Título: Milagres do SUS e a Emenda 29
Autor: Fernandes, Wanderley M. D.
Fonte: Correio Braziliense, 01/08/2011, Opinião, p. 11

Cirurgião, docente de medicina da Escola Superior de Ciências da Saúde (ESCS), membro do Grupo de Estudos da Saúde do Partido Verde

Em meio as recorrentes discussões sobre o precário financiamento da saúde pública, o governo agora pensa impor novo imposto para a aprovação da Emenda Constitucional nº 29, de setembro de 2000, que deveria ter sido implementada até 2004. A emenda viria regulamentar os percentuais de investimentos expressamente distribuídos entre as esferas federal, estaduais e municipais para o custeio do atendimento aos usuários do maior avanço democrático, ainda não devidamente reconhecido, que o país tem em termos de pacto federativo, articulação de parcerias, regionalizações estratégicas e consorcializações municipais. Trata-se de referência internacional em imunizações e tratamento de DST/AIDS do mundo, que é o Sistema Único de Saúde (SUS) brasileiro.

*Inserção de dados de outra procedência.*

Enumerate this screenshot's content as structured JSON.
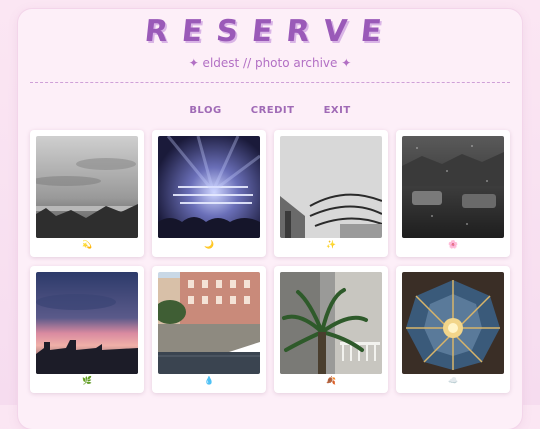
{
  "site": {
    "title": "RESERVE",
    "subtitle": "✦ eldest // photo archive ✦"
  },
  "nav": [
    {
      "label": "BLOG"
    },
    {
      "label": "CREDIT"
    },
    {
      "label": "EXIT"
    }
  ],
  "gallery": [
    {
      "emoji": "💫",
      "theme": "cloudy-sky-grayscale"
    },
    {
      "emoji": "🌙",
      "theme": "concert-lights"
    },
    {
      "emoji": "✨",
      "theme": "arches-grayscale"
    },
    {
      "emoji": "🌸",
      "theme": "rainy-window"
    },
    {
      "emoji": "🌿",
      "theme": "sunset-skyline"
    },
    {
      "emoji": "💧",
      "theme": "canal-buildings"
    },
    {
      "emoji": "🍂",
      "theme": "palm-balcony"
    },
    {
      "emoji": "☁️",
      "theme": "ornate-ceiling"
    }
  ]
}
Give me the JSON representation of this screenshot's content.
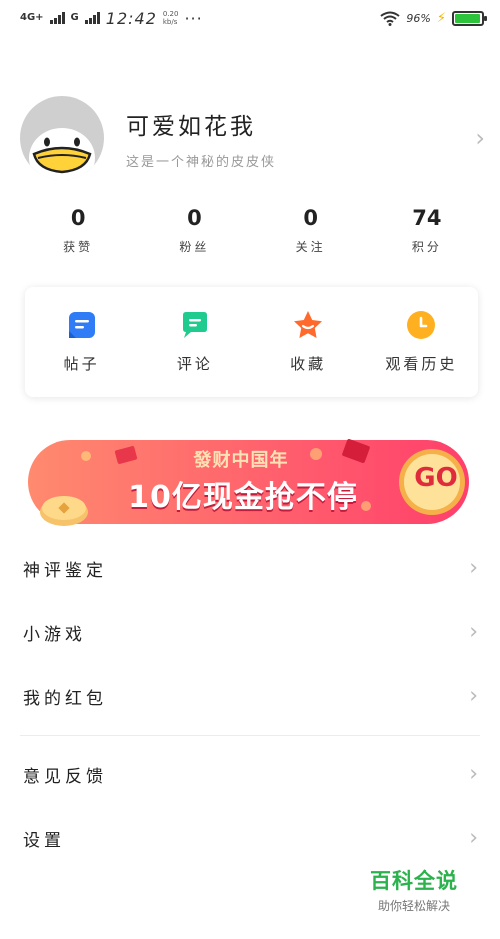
{
  "status_bar": {
    "network_1": "4G+",
    "network_2": "G",
    "time": "12:42",
    "speed_value": "0.20",
    "speed_unit": "kb/s",
    "more": "···",
    "battery_percent": "96%",
    "battery_level": 0.96,
    "icons": [
      "signal-icon",
      "wifi-icon",
      "charging-icon",
      "battery-icon"
    ]
  },
  "profile": {
    "username": "可爱如花我",
    "bio": "这是一个神秘的皮皮侠",
    "avatar_icon": "duck-avatar"
  },
  "stats": [
    {
      "value": "0",
      "label": "获赞"
    },
    {
      "value": "0",
      "label": "粉丝"
    },
    {
      "value": "0",
      "label": "关注"
    },
    {
      "value": "74",
      "label": "积分"
    }
  ],
  "quick_actions": [
    {
      "label": "帖子",
      "icon": "post-icon",
      "color": "#2f7cf6"
    },
    {
      "label": "评论",
      "icon": "comment-icon",
      "color": "#1fcb8e"
    },
    {
      "label": "收藏",
      "icon": "star-icon",
      "color": "#ff6a2c"
    },
    {
      "label": "观看历史",
      "icon": "clock-icon",
      "color": "#ffb020"
    }
  ],
  "banner": {
    "subtitle": "發财中国年",
    "title": "10亿现金抢不停",
    "cta": "GO"
  },
  "menu_group_1": [
    {
      "label": "神评鉴定"
    },
    {
      "label": "小游戏"
    },
    {
      "label": "我的红包"
    }
  ],
  "menu_group_2": [
    {
      "label": "意见反馈"
    },
    {
      "label": "设置"
    }
  ],
  "watermark": {
    "title": "百科全说",
    "subtitle": "助你轻松解决"
  },
  "colors": {
    "accent_green": "#2bb24c",
    "banner_start": "#ff7a6b",
    "banner_end": "#ff3f6c",
    "battery_green": "#2dc43b"
  }
}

Quando do texto original na Constituinte de 1988, o seu financiamento estava dentro de 1/3 do Orçamento da Seguridade Social, que, à época, além da saúde, envolvia a previdência e a assistência sociais. Se assim se mantivesse, a saúde pública, hoje, em valores presentes, contaria entre R$ 112 bilhões e R$ 130 bilhões/ano, bem diferente dos R$ 68 bilhões-R$ 70 bilhões previstos no orçamento para 2011.

Essa derrocada motivou a criação, em outubro de 1996, da Contribuição Provisória sobre Movimentação Financeira (CPMF), que seria, na totalidade da arrecadação, exclusivamente para o Fundo Nacional de Saúde (FNS). Porém, a partir de 1999, a CPMF passou a destinar parte importante dos seus recursos também à Previdência Social e a programas de erradicação da pobreza. Em 2008, a CPMF foi revogada, o que privou o financiamento da saúde pública de aproximadamente R$ 40 bilhões/ano.

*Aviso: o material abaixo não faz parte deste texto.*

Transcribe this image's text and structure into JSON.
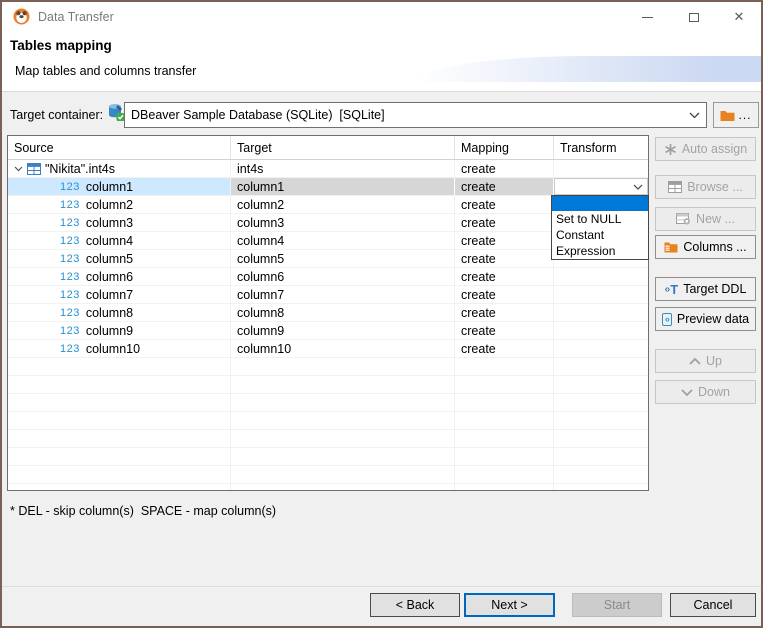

O Brasil, atualmente, de acordo com a Organização Mundial da Saúde (OMS), está entre os países que menos destinam recursos para a saúde em relação ao percentual do Produto Interno Bruto (PIB) nominal, o oitavo do planeta: ocupa a 169ª posição entre as 198 nações pesquisadas. Gastou cerca de R$ 2 por habitante/ano nos dias de 2010 para custear, desde o combate ao mosquito Aedes Aegypti e as campanhas de imunizações, até o custeio dos transplantes. Operou-se milagres.

Diante de todas as dificuldades de financiamento do setor público da saúde, os incentivos aos gastos privados de pessoas físicas e jurídicas têm sido generosos por parte do governo. A renúncia fiscal, via desconto no Imposto de Renda, e o não recebimento dos gastos privados por atendimentos nos serviços públicos à parcela dos 21% da população que paga planos de saúde somam perdas para mais de R$ 20 bilhões/ano. Trasnsferências de receitas dos tributos pagos por contribuintes aos prestadores contratados pelo SUS ultrapassam R$ 1,9 bilhão/ano.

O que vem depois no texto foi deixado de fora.